El misterio de la Estrella de Belén

La estrella de Belén es uno de los hechos sobrenaturales que encontramos en la vida de Jesús. Se trataba de un objeto luminoso que guió a tres misteriosos reyes magos al lugar donde se encontraba el Mesías.

En la Biblia, se describe como una estrella que se mueve en el cielo, y que se detiene en el preciso lugar donde se hallaba el enviado. Todos sabemos que en realidad no se podría tratar de una estrella. Los soles no se mueven describiendo rápidas y largas trayectorias en el cielo, y más aún, deteniéndose a voluntad como describen los evangelios. Fue así que en el Siglo XVII el astrónomo Alemán Kepler propuso la teoría de la conjunción estelar entre Júpiter y Saturno para explicar el enigma. Esta conjunción ocurrió tres veces en el año 7 antes de Cristo.

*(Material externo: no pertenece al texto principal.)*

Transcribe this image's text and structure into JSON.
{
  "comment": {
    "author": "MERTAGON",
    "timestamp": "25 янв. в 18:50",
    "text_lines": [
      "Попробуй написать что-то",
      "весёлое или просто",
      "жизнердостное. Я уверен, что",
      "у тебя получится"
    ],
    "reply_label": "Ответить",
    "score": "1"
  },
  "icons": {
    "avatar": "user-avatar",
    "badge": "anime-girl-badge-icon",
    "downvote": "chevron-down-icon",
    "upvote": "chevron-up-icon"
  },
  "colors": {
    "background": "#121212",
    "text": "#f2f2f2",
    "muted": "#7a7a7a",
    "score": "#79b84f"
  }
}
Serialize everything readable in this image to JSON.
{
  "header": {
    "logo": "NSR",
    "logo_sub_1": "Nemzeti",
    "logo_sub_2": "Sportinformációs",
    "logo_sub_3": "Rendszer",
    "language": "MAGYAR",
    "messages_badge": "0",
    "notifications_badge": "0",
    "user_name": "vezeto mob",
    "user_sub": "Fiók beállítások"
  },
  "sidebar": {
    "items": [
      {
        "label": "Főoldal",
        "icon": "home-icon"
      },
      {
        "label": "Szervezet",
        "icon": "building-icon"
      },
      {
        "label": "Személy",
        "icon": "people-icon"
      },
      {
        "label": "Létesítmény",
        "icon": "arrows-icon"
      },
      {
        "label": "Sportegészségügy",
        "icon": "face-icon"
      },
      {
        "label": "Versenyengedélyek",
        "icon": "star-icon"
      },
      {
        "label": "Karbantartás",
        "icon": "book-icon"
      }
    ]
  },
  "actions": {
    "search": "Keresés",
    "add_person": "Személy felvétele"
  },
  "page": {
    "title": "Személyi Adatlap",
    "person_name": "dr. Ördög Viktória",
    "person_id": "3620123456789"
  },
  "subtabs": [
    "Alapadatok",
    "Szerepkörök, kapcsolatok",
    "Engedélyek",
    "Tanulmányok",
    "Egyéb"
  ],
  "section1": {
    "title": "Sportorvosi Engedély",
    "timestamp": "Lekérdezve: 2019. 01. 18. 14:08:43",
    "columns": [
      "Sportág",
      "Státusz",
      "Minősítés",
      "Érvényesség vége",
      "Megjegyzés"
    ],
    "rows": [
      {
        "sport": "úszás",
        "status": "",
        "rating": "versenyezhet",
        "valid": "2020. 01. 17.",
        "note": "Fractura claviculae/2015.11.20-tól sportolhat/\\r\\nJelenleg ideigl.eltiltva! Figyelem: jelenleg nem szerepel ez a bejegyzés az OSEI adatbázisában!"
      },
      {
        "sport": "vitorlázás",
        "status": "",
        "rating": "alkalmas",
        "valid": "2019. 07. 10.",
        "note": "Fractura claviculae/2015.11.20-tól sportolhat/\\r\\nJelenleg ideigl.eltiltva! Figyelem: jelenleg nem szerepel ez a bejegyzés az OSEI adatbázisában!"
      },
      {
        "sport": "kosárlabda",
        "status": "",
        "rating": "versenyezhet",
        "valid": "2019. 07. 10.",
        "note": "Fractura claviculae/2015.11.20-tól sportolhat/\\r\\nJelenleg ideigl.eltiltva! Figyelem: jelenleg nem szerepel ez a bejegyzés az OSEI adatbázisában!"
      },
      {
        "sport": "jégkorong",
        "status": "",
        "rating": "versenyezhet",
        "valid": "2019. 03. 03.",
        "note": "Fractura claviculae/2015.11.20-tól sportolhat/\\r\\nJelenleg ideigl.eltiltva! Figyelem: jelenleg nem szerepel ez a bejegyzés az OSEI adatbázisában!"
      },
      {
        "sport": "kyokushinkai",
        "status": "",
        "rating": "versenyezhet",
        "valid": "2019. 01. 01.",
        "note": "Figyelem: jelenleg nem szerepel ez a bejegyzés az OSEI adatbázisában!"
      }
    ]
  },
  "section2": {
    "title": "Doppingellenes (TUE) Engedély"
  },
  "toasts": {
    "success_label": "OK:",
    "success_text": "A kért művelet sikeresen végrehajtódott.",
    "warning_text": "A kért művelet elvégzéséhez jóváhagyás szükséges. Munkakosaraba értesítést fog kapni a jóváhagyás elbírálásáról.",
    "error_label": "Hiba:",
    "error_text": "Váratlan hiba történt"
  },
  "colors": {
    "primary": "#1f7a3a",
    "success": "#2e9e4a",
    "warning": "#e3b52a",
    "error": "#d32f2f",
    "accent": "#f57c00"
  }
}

Asumiendo que los tres Reyes Magos fuesen astrólogos, esta teoría adquiere fuerza. Júpiter y Saturno representan al “Instructor” y “El Tiempo”. Es decir, la alineación de aquellos planetas sostenía la profecía de la llegada de un enviado, de un señor y maestro del tiempo.

Esta conjunción, además, podría señalar el nacimiento de Cristo siete años antes de lo que se supone.

La explicación la encontramos en dos errores históricos que afectaron nuestro calendario.

El primero, se cometió cuando el emperador Carlomagno dispuso la modificación del calendario con el fin de no tomar como referencia la fundación de Roma, sino el nacimiento del Jesús, fecha que hizo coincidir con la muerte de Herodes el Grande, siendo que ésta, en realidad, tuvo lugar cuatro años después que Jesús llegase al mundo.

El segundo error data de la época del Papa Gregorio. En este caso el calendario sería modificado sin tener en cuenta el censo que Octavio Augusto mandara a realizar en Judea, por lo cual se añadieron tres años a la ya desfasada fecha. Esto quiere decir, que no estamos en el año 2006, sino en el 2013. Y que Jesús, tampoco nació en diciembre.

Está demostrado que en el 25 de diciembre se celebraba en Roma la fiesta pagana del Sol, o Sol Invictus, ocasión en que se hacían regalos a los niños y se decoraban los árboles. Al convertirse el imperio romano al cristianismo, para no perder la costumbre de celebrar esa fecha y al desconocer el día exacto del nacimiento de Jesús, se fundieron las costumbres.

Jesús, además, no podía haber nacido en diciembre, pues en ese mes la antigua Palestina es muy fría como para sacar a los rebaños a pastar, tal como lo sostienen los evangelios.

El día que nació de Cristo

Supuestamente, Jesús debería haber nacido el 19 de marzo del año 7 antes de nuestra Era. La conjunción más importante ocurrió en aquella fecha, y así está registrada en la antigua escuela astronómica de Sipar en Babilonia. Y sin duda, aquel mes es un momento más propicio para sacar a pastar al ganado.

Como fuere, independientemente de la conjunción, hay otras teorías para la estrella de Belén. Desde una supernova —no hace falta analizar este argumento tan peregrino— a un avistamiento ovni, pues aquel objeto luminoso se mueve y se detiene en el cielo. Pero, ¿quién volaba en aquella época?

Lo cierto es que algo extraordinario ocurrió, y marcaba el nacimiento de un enviado del cielo. Un enviado, que muchos aguardaban. Desde los Esenios de Qumran hasta los misteriosos Reyes Magos, que no pocos identifican como emisarios de la legendaria Hermandad Blanca.